I don't think that is necessary for a simple definition of 'scraper', just that they scraped
content, and are not a legitimate SE. -LH
"To me it would be hard to distinguish between a scraper site and a directory. "
Agreed. If a directory shows short sections of text from the originator (much like a Search
Engine does), or comes up with their own snippet, -and- provides honest (non BS) links back,
I would not call it scraping.
If the 'directory' is nothing but wholesale theft of content for the sake of its own ratings etc,
then I would have to call it scraping.
Common sense and common decency should dictate the difference. All too often, those asking
for precise limits, are simply looking for ways to legitimize their practices.
Calling Google a scraper when we WANT to get listed gives me the same uneasy feeling.
I don't consider SE cached pages scraping either. You can easily opt-out of that.
Try and get and keep your honest materials out of the REAL scraper sites.
You'll see the difference. -Larry
Common sense and common decency should dictate the difference.
Don't get me wrong, I'm not codoning what they do, but I still think that it will be impossible for Google to define what a scraper site is, without some sort of human judgement.
Because of this I think that if the content on a site isn't good enough to produce it's own advertising revenue then scraper sites are either something that you will have to deal with or learn from.
I don't have any shoot-from-the-hip algorithms to filter out scrapers, but good programming guided
by common sense could do some good.
1) Credit content to the page it is found on, and NOT to any redirect from a different site.
2) Intelligent scraper detection: For example, an honest author will only put up his own stuff,
maybe with other people's work by permission, and usually not too much of that.
In contrast, scrapers tend to suck in anything and everything indiscriminately.
Lets say my site has content A, and yours content B. You don't scrape me or vice versa but ..
Suppose Google finds A + B on site S (scraper) along with D,E,F,G and the dog and the cat
and loads of ads.

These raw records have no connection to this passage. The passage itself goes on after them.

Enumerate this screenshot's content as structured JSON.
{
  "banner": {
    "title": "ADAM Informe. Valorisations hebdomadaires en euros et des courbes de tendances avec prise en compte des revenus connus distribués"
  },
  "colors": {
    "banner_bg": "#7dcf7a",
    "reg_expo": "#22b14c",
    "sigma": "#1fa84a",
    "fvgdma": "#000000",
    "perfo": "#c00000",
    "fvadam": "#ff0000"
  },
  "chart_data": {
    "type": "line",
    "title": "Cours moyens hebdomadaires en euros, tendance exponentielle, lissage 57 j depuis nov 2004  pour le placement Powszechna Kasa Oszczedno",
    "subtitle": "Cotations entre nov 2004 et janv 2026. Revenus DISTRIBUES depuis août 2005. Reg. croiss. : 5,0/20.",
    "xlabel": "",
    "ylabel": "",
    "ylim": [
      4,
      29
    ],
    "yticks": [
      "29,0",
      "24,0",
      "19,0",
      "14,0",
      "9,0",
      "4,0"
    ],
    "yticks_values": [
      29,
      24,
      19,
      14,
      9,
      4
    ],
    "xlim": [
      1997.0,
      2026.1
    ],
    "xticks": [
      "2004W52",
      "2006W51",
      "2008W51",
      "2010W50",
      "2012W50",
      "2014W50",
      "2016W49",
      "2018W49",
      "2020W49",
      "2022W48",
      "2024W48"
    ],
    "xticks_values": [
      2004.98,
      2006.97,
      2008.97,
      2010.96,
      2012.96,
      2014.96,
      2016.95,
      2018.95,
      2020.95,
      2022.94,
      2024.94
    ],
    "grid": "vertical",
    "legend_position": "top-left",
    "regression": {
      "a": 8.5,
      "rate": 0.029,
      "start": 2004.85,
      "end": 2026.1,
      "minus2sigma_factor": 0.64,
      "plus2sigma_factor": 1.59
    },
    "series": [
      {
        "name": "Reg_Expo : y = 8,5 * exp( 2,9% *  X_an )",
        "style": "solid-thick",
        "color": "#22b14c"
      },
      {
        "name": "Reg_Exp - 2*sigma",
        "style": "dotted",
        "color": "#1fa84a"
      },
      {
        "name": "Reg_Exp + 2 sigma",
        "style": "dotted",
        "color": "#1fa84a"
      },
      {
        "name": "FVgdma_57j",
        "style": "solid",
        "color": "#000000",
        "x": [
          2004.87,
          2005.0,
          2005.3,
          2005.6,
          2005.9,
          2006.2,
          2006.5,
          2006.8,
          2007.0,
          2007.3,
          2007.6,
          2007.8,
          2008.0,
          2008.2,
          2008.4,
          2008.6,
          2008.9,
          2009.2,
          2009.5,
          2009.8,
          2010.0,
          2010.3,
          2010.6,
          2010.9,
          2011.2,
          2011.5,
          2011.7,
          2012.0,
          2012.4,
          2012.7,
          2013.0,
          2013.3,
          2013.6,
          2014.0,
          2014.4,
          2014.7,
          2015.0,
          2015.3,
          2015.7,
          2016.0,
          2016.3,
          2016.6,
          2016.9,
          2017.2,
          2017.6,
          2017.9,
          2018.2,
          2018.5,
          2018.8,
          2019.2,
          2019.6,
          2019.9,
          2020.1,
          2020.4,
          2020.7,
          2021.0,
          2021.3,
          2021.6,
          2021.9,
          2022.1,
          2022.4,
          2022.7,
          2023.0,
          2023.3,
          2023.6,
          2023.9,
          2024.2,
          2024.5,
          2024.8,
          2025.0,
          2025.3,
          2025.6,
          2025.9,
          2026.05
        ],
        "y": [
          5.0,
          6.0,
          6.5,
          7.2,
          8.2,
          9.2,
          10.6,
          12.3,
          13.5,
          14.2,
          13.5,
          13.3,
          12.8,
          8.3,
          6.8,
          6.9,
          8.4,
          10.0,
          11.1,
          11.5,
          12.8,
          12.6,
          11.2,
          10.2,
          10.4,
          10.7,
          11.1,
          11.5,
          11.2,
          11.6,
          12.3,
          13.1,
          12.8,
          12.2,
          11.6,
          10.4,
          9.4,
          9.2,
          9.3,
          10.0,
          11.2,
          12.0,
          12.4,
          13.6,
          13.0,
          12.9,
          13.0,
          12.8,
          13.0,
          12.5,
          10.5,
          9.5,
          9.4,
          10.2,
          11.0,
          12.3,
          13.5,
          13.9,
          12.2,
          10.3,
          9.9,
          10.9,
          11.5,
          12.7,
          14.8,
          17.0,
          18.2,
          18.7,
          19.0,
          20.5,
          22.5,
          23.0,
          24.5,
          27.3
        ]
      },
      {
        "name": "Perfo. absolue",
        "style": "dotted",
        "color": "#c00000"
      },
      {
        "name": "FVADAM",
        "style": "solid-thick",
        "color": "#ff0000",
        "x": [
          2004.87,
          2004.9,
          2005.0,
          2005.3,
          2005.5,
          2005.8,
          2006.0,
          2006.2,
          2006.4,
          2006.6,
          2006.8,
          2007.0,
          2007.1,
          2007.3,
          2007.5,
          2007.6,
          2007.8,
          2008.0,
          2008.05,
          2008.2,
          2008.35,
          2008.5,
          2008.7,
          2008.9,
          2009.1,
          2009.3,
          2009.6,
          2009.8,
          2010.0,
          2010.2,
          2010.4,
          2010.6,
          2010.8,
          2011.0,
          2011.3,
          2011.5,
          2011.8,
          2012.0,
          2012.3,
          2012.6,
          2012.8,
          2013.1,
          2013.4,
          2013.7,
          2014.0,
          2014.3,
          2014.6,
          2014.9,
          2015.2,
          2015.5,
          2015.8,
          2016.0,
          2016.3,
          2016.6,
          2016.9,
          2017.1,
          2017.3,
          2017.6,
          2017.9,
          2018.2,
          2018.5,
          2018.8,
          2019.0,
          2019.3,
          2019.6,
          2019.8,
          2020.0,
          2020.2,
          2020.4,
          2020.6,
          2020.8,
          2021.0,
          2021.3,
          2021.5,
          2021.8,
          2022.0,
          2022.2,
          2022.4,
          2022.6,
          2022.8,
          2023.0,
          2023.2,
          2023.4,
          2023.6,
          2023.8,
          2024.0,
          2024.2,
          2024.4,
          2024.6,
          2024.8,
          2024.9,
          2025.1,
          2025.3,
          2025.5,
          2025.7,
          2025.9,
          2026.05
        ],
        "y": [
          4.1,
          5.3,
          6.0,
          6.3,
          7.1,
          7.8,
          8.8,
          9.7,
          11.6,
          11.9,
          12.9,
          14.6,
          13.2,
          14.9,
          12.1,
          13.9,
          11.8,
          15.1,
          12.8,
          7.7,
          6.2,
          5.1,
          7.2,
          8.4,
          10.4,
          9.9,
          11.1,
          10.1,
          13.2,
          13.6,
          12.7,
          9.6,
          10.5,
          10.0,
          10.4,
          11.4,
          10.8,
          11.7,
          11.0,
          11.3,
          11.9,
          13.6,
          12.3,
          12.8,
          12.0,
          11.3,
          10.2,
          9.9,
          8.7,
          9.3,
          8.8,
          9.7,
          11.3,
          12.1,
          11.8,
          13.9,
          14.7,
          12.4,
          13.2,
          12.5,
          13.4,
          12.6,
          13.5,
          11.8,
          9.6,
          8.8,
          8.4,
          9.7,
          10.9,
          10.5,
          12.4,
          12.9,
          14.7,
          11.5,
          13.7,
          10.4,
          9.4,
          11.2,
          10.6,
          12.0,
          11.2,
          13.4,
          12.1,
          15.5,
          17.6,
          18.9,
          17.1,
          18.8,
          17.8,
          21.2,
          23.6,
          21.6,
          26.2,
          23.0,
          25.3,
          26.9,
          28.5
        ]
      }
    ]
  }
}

That's a lot of computing yes, but so is PR and other things they already do.
A relatively simple algorithm should pinpoint the scraper in such a case.

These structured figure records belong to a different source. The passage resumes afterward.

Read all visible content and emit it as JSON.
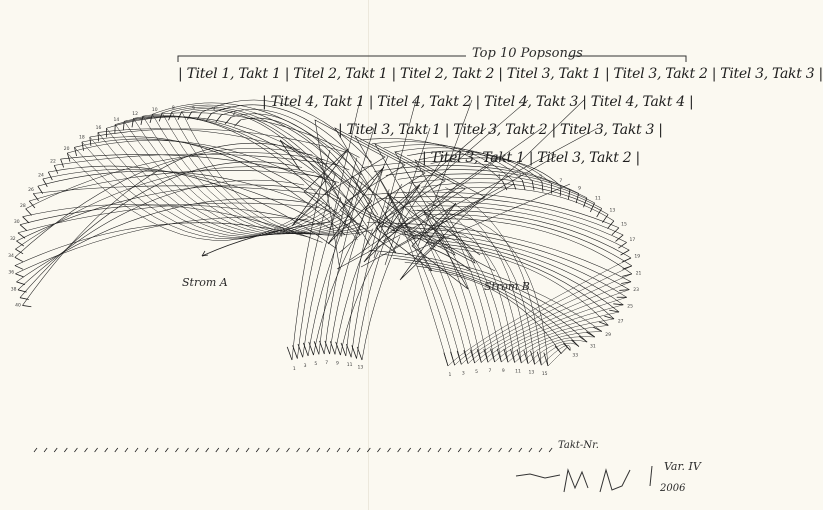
{
  "heading": "Top 10 Popsongs",
  "rows": [
    "| Titel 1, Takt 1 | Titel 2, Takt 1 | Titel 2, Takt 2 | Titel 3, Takt 1 | Titel 3, Takt 2 | Titel 3, Takt 3 |",
    "| Titel 4, Takt 1 | Titel 4, Takt 2 | Titel 4, Takt 3 | Titel 4, Takt 4 |",
    "| Titel 3, Takt 1 | Titel 3, Takt 2 | Titel 3, Takt 3 |",
    "| Titel 3, Takt 1 | Titel 3, Takt 2 |"
  ],
  "labels": {
    "stream_a": "Strom A",
    "stream_b": "Strom B"
  },
  "footnote": "Takt-Nr.",
  "version": "Var. IV",
  "year": "2006",
  "ink_color": "#1e1e1e",
  "paper_color": "#fbf9f1"
}
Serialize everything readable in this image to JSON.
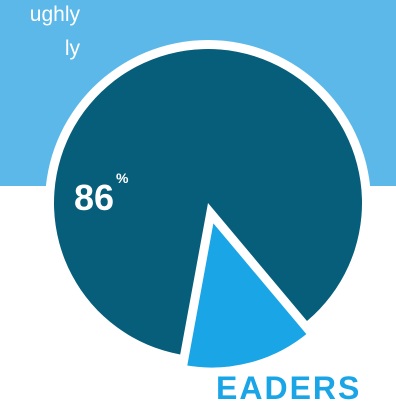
{
  "blurb": [
    "ughly",
    "ly"
  ],
  "footer_text": "EADERS",
  "colors": {
    "band": "#5bb8e8",
    "major": "#065e7a",
    "minor": "#1aa5e6",
    "outline": "#ffffff"
  },
  "chart_data": {
    "type": "pie",
    "title": "",
    "slices": [
      {
        "label": "",
        "value": 86,
        "color": "#065e7a"
      },
      {
        "label": "",
        "value": 14,
        "color": "#1aa5e6"
      }
    ],
    "data_labels": {
      "major": {
        "value": "86",
        "unit": "%"
      }
    }
  }
}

3) Google could put up a Scraper Report Form. I hesitate to suggest this as it could lead
to abuses. -Larry
Yes - far to much abuse - people could report sites like Kelkoo, Amazon etc if they are competing in their niche as they carry the same product details etc. (Some may say it is valid but where do you draw the line)
For the record I have reported 4 scraper sites in the last week and they have all been removed (well done G)

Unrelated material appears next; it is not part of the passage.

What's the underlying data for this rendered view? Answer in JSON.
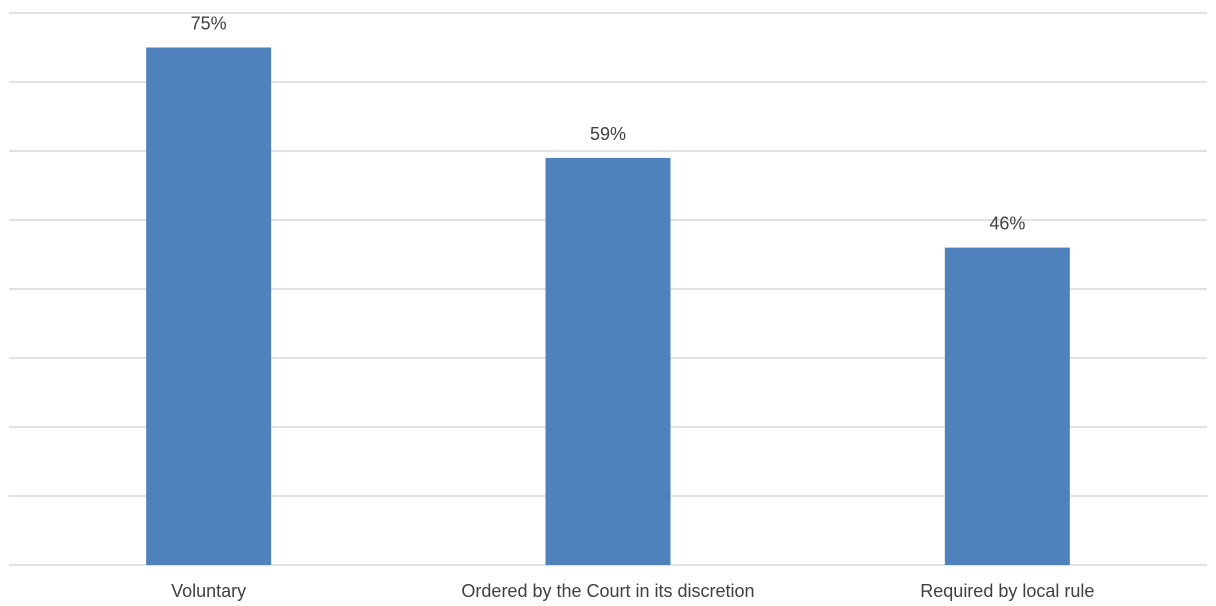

"I would add to your definition that they build sites around certain keywords and the content they scrape is put on static pages so that they can rank highly for those keywords."
The only reason I don't add that to my definition is that not all scrapers do so, yet they remain
scrapers. Heck if I know why, but there are sites that just copy other sites with no rhyme or reason.
"Ask Jeeves is doin it..LOL "
AJ does lots of thinks I don't like. They FRAME their found sites as if they owned them.
I'd be more pissed if they were in the major leagues.
I haven't tried this yet. Suppose I search AJ for "Google Search". Clicking on Google,
would I be able to run a G search within an AJ frame? What does G think of that? -Larry
That didn't work. AJ is content to cage Google up in their first frame. Best wishes - Larry
I think we hit the nail on the head right here. People are really complaining because they don't like competition, not because their content is being jacked.
People are calling 'scraper' like they call 'noob' in shoot em up games. In the end, any motivated person can make a junk site with thematic content, and NOT use copyrighted material. So who are you going to file your complaints with then?
And for what reason, because you don't like their
tacky design, poor coding, bad spelling? There's a million of legit mom and pop websites that exhibit these traits.. what makes you the site police?